'Good' cholesterol's heart benefits challenged

Having naturally high levels of "good" cholesterol doesn't lower the risk of heart attacks as believed.

Drugs to raise HDL can't be assumed to reduce heart attack risk

Having naturally high levels of "good" cholesterol doesn't lower the risk of heart attacks as believed.

LDL cholesterol is referred to as "bad" cholesterol because when there's too much, it promotes the build-up of plaque in artery walls.

HDL cholesterol is known as "good" cholesterol because higher concentrations have been associated with lower risk of heart attacks in observational studies.

Tests suggested about 2.6 per cent of the population was genetically predisposed to have higher concentrations of HDL cholesterol in their blood. (Jose Leiva/Sun Journal/Associated Press)

The hoped for benefits of increasing high-density lipoprotein or HDL cholesterol for lowering heart attack risk haven't panned out in randomized trials of experimental drugs.

According to conventional wisdom, those who inherit genetic variants for higher HDL levels should have lower cardiovascular risk. When researchers tested 116,000 people, they found 2.6 per cent of them were genetically predisposed to have higher concentrations of HDL.

These people did have higher levels of HDL, but there was no evidence that they actually enjoyed a lower susceptibility to heart attack, also called myocardial infarction.

"Some genetic mechanisms that raise plasma HDL cholesterol do not seem to lower risk of myocardial infarction," Dr. Sekar Kathiresan of Harvard Medical School in Boston and his co-authors concluded in Thursday's issue of the medical journal The Lancet.

"If an intervention such as a drug raises HDL cholesterol, we cannot automatically assume that risk of myocardial infarction will be reduced."

Heart-healthy lifestyle

The findings refute the thinking that low HDL plays a causal role in heart disease, Steve Humphries and his colleagues of University College London in the UK said in a journal commentary.

The observation from the genetic analysis "calls into question whether raising of HDL cholesterol therapeutically would translate into the expected clinical benefit," the commentators said.

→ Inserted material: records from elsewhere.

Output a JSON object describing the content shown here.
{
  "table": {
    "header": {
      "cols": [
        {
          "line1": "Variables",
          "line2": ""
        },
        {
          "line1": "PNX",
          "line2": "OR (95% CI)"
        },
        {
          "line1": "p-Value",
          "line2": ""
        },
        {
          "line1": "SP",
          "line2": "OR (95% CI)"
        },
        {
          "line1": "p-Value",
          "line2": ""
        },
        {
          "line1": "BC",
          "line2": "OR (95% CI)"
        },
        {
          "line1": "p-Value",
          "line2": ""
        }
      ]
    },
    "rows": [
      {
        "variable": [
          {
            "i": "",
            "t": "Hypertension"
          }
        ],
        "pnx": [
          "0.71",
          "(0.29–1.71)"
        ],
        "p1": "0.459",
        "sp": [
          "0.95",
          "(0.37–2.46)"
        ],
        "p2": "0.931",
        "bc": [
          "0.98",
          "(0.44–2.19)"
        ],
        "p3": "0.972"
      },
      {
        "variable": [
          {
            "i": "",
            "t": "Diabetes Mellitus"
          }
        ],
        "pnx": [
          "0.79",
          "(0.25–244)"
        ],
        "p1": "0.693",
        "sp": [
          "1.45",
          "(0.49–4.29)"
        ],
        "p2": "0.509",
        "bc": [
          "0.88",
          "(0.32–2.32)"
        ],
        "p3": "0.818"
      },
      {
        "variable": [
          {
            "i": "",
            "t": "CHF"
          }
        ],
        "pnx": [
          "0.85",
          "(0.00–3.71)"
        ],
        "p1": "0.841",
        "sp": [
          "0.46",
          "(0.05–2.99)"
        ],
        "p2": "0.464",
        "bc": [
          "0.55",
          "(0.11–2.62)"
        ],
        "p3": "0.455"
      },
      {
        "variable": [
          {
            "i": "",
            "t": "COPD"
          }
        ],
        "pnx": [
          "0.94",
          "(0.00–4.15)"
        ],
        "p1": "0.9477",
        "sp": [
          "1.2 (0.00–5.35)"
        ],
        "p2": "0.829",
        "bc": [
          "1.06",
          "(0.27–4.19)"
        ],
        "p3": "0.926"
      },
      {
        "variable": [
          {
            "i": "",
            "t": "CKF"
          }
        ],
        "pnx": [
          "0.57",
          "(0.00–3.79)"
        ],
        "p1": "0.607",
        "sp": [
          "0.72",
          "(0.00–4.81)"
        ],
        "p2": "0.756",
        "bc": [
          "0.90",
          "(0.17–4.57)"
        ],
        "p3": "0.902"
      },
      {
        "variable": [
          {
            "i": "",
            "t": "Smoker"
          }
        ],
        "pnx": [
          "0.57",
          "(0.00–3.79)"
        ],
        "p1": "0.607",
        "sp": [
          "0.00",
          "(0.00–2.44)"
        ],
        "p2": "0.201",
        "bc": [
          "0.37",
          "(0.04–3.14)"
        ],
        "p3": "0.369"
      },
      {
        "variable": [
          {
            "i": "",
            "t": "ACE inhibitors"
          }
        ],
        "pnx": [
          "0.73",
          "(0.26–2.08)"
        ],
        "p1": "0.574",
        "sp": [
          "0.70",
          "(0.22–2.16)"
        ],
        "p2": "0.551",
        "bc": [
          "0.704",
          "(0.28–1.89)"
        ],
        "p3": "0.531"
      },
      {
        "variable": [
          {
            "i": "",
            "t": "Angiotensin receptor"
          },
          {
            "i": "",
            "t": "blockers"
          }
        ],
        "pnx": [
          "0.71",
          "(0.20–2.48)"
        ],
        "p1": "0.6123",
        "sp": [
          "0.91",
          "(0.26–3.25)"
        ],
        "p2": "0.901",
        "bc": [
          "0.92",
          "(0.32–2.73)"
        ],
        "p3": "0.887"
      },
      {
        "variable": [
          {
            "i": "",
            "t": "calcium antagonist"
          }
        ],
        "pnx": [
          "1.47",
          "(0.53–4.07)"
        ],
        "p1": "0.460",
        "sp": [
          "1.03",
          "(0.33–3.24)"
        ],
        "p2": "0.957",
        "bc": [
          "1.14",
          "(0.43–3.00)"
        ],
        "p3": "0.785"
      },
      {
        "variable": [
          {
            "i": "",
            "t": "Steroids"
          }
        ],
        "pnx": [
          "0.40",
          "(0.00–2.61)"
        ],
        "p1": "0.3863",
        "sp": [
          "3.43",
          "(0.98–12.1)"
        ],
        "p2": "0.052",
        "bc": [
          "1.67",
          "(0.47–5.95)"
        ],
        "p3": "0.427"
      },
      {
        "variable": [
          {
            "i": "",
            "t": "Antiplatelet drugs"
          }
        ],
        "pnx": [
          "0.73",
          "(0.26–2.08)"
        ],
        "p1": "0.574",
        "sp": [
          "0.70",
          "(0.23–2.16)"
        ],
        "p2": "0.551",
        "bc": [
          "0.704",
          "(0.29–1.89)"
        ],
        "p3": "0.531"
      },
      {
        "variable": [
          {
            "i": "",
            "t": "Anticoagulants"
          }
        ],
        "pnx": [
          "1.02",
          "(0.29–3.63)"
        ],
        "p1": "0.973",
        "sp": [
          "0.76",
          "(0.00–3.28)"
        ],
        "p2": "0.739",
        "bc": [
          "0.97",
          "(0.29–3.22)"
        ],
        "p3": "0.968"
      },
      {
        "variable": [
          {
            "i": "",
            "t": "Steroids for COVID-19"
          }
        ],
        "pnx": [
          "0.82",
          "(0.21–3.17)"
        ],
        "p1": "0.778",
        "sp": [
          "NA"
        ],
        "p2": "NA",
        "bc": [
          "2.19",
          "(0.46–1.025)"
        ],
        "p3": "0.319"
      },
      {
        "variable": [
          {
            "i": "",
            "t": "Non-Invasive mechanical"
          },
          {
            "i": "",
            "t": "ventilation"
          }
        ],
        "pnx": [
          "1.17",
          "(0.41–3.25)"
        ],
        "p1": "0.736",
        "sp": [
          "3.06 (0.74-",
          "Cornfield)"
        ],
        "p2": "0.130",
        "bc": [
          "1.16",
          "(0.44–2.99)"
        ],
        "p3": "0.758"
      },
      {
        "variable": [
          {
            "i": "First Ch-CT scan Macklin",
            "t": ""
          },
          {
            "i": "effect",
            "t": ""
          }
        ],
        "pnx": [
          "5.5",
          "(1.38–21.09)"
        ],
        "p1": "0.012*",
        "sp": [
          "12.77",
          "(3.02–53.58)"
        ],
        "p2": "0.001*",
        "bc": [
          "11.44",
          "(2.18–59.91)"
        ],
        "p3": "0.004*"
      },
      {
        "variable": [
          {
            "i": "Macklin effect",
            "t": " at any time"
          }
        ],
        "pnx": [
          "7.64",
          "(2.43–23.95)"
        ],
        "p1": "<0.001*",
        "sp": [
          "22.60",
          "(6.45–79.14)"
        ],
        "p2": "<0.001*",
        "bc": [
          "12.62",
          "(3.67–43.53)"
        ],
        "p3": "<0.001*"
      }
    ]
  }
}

Eating foods such as walnuts, almonds and salmon seems to help cholesterol levels.

The vitamin niacin was also proposed as a way of raising HDL but a U.S.-government funded trial into it was stopped early last year when those taking it showed no reduction in heart attacks and strokes.

The British Heart Foundation said the relationship between HDL and heart attack risk is complex and more research is needed to understand how it interacts with other risk factors.

"What we do know is that having too much harmful cholesterol in your blood can increase your risk of getting cardiovascular disease," said Shannon Amoils, the group's research advisor.

"A healthy lifestyle is vital to improve your overall cholesterol levels and protect your heart. Cutting down on fatty and sugary foods, as well as reducing the amount of alcohol you drink, will all have a beneficial effect on your heart health."

Many of the authors have received grants or are employed by pharmaceutical companies selling medications to lower LDL cholesterol levels.